Saturday, June 2, 2012

Open thread for night owls: Drones

Open Thread for Night Owls The Obama administration's use of drones was the focus of a lot of media attention this week. Among the many articles and commentaries, there was Jo Becker and Scott Shane's Secret 'Kill List' Proves a Test of Obama's Principles and Will in The New York Times, PBS's interview with Shane called How Obama Maintains His Secret 'Kill List, Seumas Milne's America's murderous drone campaign is fuelling terror in the Guardian, Sudarsan Raghavan's In Yemen, U.S. airstrikes breed anger, and sympathy for al-Qaeda in the Washington Post, Scott Horton's Obama's Kill List in Harper's (which published In the Eye of the Drone in March), Ta-Nehisi Coates's The Kill List in The Atlantic and Reed Richardson's Droning On, Drowning Out in The Nation. Steven Colbert had his say with Barack Obama's Righteous Drone Strikes, as did Collin Smith with Obama's Hands-On Role in Counterterrorism Operations at NextGen. (Weighing in as well have been Charles Krauthammer and other right-wingers, but you'll have to retrieve those links on your own.)

At The Atlantic, there was Robert Wright's Do Obama's Drone Strikes Imperil America? An excerpt:

High profile reportage in the New York Times and the Washington Post and on PBS together amplified a question that has been asked more and more by national security experts: Is Obama sacrificing America's long-term security for short-term political gain?

The long-term security risk was captured in the lead paragraph of a Washington Post story: "Across the vast, rugged terrain of southern Yemen, an escalating campaign of U.S. drone strikes is stirring increasing sympathy for al-Qaeda-linked militants and driving tribesmen to join a network linked to terrorist plots against the United States."

More than 20 interviews conducted in Yemen by the Post--with government officials, tribal leaders, and others--revealed "a strong shift in sentiment toward militants affiliated with the transnational network's most active wing, al-Qaeda in the Arabian Peninsula or AQAP." Since 2009, when Obama is first known to have authorized drone strikes in Yemen, the number of core AQAP members has more than doubled, growing from around 300 to at least 700. That's not the direction in which the drone strikes were supposed to move the numbers.

A Yemeni human rights worker described the dynamic at play: "The drones are killing al-Qaeda leaders, but they are also turning them into heroes." [...]

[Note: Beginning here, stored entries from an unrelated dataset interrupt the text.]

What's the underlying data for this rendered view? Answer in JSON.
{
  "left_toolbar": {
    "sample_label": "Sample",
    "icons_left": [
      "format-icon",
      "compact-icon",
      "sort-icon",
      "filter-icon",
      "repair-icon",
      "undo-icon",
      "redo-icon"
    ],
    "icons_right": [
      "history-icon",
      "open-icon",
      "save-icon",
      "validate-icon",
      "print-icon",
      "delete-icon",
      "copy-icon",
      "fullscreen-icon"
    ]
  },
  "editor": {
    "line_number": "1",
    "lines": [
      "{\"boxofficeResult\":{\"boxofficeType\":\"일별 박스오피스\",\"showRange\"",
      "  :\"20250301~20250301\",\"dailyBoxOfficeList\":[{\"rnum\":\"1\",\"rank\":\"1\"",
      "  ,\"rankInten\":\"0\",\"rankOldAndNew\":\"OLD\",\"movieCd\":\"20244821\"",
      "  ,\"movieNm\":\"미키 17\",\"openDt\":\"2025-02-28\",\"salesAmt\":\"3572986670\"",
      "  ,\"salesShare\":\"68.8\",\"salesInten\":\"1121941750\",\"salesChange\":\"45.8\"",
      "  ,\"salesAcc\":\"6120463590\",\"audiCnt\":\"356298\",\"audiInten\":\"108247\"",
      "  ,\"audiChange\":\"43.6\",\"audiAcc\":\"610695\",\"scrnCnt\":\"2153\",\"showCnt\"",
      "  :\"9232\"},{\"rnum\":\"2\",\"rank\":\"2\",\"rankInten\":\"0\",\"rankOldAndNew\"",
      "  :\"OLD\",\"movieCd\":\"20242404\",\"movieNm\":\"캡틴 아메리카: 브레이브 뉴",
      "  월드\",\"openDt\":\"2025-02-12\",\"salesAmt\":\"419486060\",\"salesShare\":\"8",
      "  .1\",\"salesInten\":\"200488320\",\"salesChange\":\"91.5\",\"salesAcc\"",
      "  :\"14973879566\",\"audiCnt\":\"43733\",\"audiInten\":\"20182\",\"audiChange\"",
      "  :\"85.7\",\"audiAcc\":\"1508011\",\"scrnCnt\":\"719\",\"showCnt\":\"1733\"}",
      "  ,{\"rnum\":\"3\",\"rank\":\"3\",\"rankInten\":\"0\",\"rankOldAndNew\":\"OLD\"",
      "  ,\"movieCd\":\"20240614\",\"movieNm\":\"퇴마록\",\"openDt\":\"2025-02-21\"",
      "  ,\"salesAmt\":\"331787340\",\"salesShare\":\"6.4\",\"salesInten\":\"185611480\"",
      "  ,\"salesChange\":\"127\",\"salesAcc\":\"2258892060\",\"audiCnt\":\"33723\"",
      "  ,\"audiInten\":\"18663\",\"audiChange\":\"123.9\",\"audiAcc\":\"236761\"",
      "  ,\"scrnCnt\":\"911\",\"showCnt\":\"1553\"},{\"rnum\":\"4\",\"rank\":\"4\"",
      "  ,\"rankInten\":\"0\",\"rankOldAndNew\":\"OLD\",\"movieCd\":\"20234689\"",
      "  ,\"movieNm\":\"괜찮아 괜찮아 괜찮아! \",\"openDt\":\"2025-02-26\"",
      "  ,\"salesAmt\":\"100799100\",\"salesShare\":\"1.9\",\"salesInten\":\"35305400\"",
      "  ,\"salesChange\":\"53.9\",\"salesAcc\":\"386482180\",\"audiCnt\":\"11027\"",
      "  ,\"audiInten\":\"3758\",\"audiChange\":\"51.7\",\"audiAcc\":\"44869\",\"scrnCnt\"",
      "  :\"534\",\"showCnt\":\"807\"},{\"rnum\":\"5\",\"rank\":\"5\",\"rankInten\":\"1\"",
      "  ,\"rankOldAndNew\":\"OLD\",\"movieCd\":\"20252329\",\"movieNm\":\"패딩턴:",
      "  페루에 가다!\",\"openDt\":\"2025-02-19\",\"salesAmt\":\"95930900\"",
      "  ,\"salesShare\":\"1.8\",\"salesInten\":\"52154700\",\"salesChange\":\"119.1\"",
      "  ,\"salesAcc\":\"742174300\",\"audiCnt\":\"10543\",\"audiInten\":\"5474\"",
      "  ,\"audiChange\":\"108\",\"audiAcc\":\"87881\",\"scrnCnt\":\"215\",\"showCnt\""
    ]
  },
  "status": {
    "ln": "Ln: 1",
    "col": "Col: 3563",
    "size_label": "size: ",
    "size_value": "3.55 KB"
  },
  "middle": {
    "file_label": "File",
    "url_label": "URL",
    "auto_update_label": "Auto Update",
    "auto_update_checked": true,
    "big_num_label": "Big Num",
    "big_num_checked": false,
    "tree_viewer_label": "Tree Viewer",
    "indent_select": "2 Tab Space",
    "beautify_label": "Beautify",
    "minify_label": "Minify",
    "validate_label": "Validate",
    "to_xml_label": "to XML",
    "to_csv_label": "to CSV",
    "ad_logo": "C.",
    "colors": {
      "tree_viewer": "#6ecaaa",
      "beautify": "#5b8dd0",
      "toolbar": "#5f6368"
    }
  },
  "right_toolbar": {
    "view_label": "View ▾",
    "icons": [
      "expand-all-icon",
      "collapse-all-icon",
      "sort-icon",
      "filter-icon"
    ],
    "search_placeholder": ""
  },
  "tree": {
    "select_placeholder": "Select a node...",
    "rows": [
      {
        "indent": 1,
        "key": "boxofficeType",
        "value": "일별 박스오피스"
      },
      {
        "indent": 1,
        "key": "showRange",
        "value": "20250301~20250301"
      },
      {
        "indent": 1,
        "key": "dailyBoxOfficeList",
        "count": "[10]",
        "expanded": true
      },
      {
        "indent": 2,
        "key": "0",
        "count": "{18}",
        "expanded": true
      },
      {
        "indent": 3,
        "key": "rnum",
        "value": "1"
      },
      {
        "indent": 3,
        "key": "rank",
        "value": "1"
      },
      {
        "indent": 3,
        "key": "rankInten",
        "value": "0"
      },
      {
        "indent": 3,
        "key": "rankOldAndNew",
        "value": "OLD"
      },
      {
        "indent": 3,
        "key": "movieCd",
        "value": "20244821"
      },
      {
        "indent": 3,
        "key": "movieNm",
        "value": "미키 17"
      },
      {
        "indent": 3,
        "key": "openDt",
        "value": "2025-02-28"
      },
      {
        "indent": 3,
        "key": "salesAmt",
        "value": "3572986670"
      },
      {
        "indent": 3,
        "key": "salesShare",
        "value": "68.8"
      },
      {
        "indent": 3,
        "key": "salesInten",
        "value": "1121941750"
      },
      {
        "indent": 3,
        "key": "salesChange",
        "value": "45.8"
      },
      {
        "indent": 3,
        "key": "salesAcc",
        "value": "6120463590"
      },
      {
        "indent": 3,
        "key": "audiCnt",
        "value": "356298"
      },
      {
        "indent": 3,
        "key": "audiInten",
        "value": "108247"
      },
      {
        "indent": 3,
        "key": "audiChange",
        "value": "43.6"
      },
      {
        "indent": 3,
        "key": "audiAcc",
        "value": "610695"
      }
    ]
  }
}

Dennis Blair, director of national intelligence until May of 2010, gave the Times a simple analysis of Obama's penchant for drone strikes: "It is the politically advantageous thing to do--low cost, no U.S. casualties, gives the appearance of toughness. It plays well domestically and it is unpopular only in other countries. Any damage it does to the national interest only shows up over the long term." [...]

But, hey, so long as things don't get out of control before election day, why worry?